Overspending is fairly straightforward when it comes to households. It’s a little more nuanced with corporates, but its a lot more convoluted when it comes to governments and nation states.
Here’s a quick rule of thumb, when it comes to governments:
- A country is living beyond its means when its running a current account deficit
- A country is living within its means when its running a current account surplus
How does this relate to governments? It doesn’t.
A country can be running a surplus or a deficit irrespective of whether the government is running a surplus or deficit. It’s really about the balance in the flow of funds between the different sectors in an economy – governments, households and corporations. Just because a government runs a deficit says nothing about whether the country as a whole is living beyond its means.
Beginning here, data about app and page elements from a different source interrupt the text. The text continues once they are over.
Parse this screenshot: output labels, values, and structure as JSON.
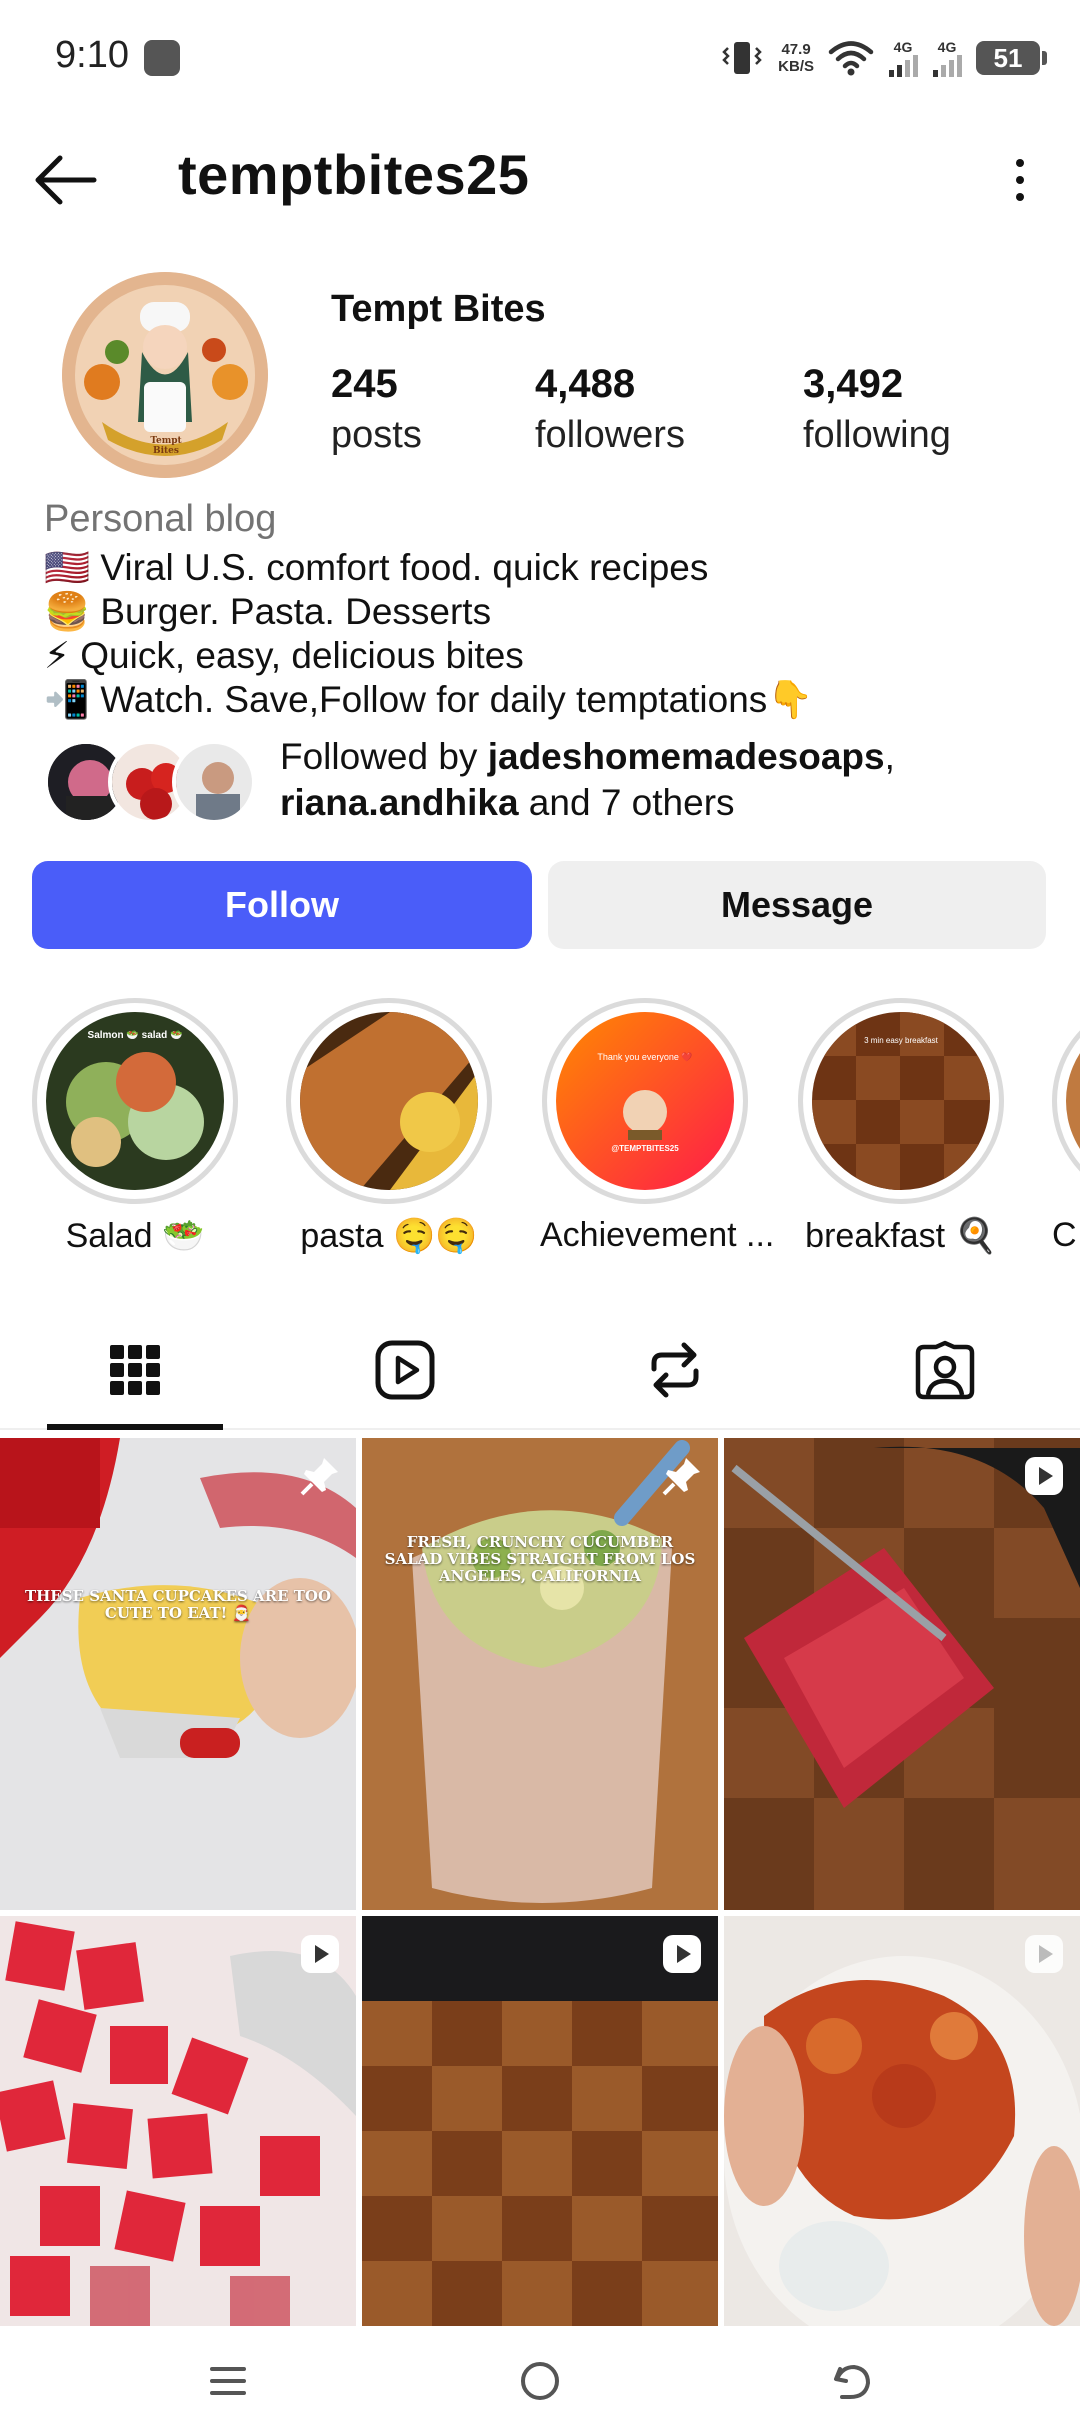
{
  "status_bar": {
    "time": "9:10",
    "net_speed_value": "47.9",
    "net_speed_unit": "KB/S",
    "sim1_label": "4G",
    "sim2_label": "4G",
    "battery": "51"
  },
  "header": {
    "username": "temptbites25",
    "back_icon": "arrow-left-icon",
    "more_icon": "more-vertical-icon"
  },
  "profile": {
    "display_name": "Tempt Bites",
    "stats": [
      {
        "value": "245",
        "label": "posts"
      },
      {
        "value": "4,488",
        "label": "followers"
      },
      {
        "value": "3,492",
        "label": "following"
      }
    ],
    "category": "Personal blog",
    "bio": [
      "🇺🇸 Viral U.S. comfort food. quick recipes",
      "🍔 Burger. Pasta. Desserts",
      "⚡ Quick, easy, delicious bites",
      "📲 Watch. Save,Follow for daily temptations👇"
    ],
    "followed_by": {
      "prefix": "Followed by ",
      "user1": "jadeshomemadesoaps",
      "sep": ",",
      "user2": "riana.andhika",
      "suffix": " and 7 others"
    }
  },
  "actions": {
    "follow": "Follow",
    "message": "Message"
  },
  "highlights": [
    {
      "label": "Salad 🥗",
      "color": "#6a8a3a"
    },
    {
      "label": "pasta 🤤🤤",
      "color": "#c98a3c"
    },
    {
      "label": "Achievement ...",
      "color": "#ff4a1a"
    },
    {
      "label": "breakfast 🍳",
      "color": "#7a3a1a"
    },
    {
      "label": "C",
      "color": "#c07a40"
    }
  ],
  "tabs": [
    {
      "icon": "grid-icon",
      "active": true
    },
    {
      "icon": "reels-icon",
      "active": false
    },
    {
      "icon": "repost-icon",
      "active": false
    },
    {
      "icon": "tagged-icon",
      "active": false
    }
  ],
  "posts": [
    {
      "caption": "THESE SANTA CUPCAKES ARE TOO CUTE TO EAT! 🎅",
      "badge": "pin-icon"
    },
    {
      "caption": "FRESH, CRUNCHY CUCUMBER SALAD VIBES STRAIGHT FROM LOS ANGELES, CALIFORNIA",
      "badge": "pin-icon"
    },
    {
      "caption": "",
      "badge": "reel-icon"
    },
    {
      "caption": "",
      "badge": "reel-icon"
    },
    {
      "caption": "",
      "badge": "reel-icon"
    },
    {
      "caption": "",
      "badge": "reel-icon"
    }
  ],
  "highlight_captions": {
    "salad": "Salmon 🥗 salad 🥗",
    "achievement": "Thank you everyone ❤️",
    "achievement_tag": "@TEMPTBITES25",
    "breakfast": "3 min easy breakfast"
  },
  "avatar_banner": "Tempt Bites",
  "colors": {
    "follow_button": "#4a5df9",
    "message_button": "#efefef",
    "highlight_ring": "#dbdbdb"
  },
  "navbar": {
    "menu_icon": "menu-icon",
    "home_icon": "home-circle-icon",
    "back_icon": "back-gesture-icon"
  }
}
The role of the government here is really as a counterbalance to the private sector and households – ensuring that national welfare is maximised. In that context:
- A country where both the current account and the government are running a deficit is truly living beyond its means, and you can with ample justification blame the government;
- In a country where the current account is in deficit but the government is running a surplus, you can blame households or corporations, whichever one happens to be running a deficit (and by construction, one of those sectors MUST be running a deficit);
- In a country where the current account is in surplus but the government is running a deficit, the government is absorbing the excessive savings of either households or corporations (i.e. one or both of these sectors are in surplus), without which economic activity would be below potential (i.e. social welfare won’t be maximised);
- In a country running a surplus on the current account as well as the fiscal budget, the government is effectively failing to fully provide for its citizens. One or both corporations and households are saving excessively, and the government is making the situation worse by not dissaving – social welfare is not being maximised, and there is a good argument for expanding government consumption and investment (yes, I’m looking at you, Singapore).
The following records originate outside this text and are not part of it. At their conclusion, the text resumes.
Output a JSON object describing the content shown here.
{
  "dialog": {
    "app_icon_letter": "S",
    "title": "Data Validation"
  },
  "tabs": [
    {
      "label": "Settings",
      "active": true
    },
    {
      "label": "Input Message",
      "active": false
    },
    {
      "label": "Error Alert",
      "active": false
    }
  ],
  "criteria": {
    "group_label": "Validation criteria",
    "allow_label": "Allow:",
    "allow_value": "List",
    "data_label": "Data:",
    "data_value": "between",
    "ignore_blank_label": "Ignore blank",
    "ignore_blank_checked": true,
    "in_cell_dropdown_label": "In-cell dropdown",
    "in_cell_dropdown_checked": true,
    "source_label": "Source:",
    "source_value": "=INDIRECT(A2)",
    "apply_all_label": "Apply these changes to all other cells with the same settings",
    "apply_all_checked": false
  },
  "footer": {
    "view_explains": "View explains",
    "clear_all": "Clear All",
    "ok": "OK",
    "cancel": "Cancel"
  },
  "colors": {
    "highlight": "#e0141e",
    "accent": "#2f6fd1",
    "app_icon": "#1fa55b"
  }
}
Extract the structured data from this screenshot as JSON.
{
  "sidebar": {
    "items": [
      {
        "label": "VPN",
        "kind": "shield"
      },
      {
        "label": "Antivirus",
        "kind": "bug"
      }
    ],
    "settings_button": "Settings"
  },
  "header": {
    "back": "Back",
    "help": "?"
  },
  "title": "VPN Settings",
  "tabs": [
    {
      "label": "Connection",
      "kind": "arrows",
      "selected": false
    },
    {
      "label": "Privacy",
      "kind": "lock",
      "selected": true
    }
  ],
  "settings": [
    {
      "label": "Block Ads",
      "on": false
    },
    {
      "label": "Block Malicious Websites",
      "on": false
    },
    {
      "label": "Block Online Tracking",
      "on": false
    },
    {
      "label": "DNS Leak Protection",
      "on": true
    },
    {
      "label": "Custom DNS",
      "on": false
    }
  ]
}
So, what’s the best situation? When both current account and government books are in balance. A current account surplus, no matter whether the government is running a deficit or surplus, means there’s money left on the table, which is going out to be invested somewhere else.
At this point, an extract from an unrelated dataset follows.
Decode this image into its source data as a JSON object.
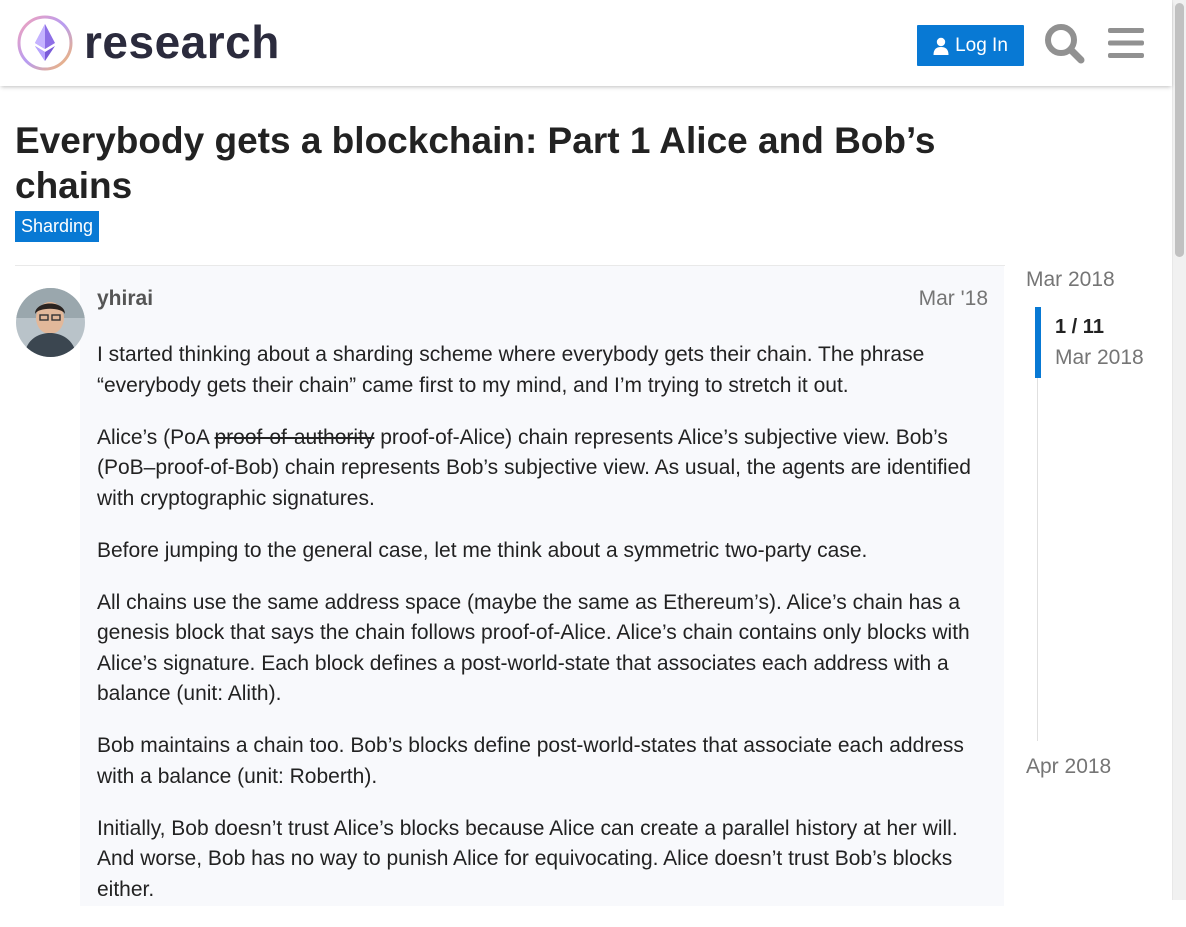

The pseudo-mercantilist notion that surpluses are “good” and deficits are “bad”, ignores the implications on savings, investment and domestic social welfare. Current account deficits by the same token aren’t necessarily bad, as long as it also implies inflows of capital for investment, and not to fund consumption.
My view of the ETP and its role in pulling in investment and capital imports have always been within this rough framework. Hence, I’m not overly concerned about Malaysia’s declining current account surplus. It’s come from higher imports of capital goods, and not from an increase in imported consumption goods or a decline in exports. Reducing the fiscal deficit shouldn’t be a priority, until and unless private investment fills the savings-investment gap.
Similarly, my views on Singapore are also coloured this way. Running both a current account surplus AND a fiscal surplus suggests insufficient public investment and/or a much higher level of social support that could be afforded. There’s no point in being a rich country, if citizens don’t get the full benefit.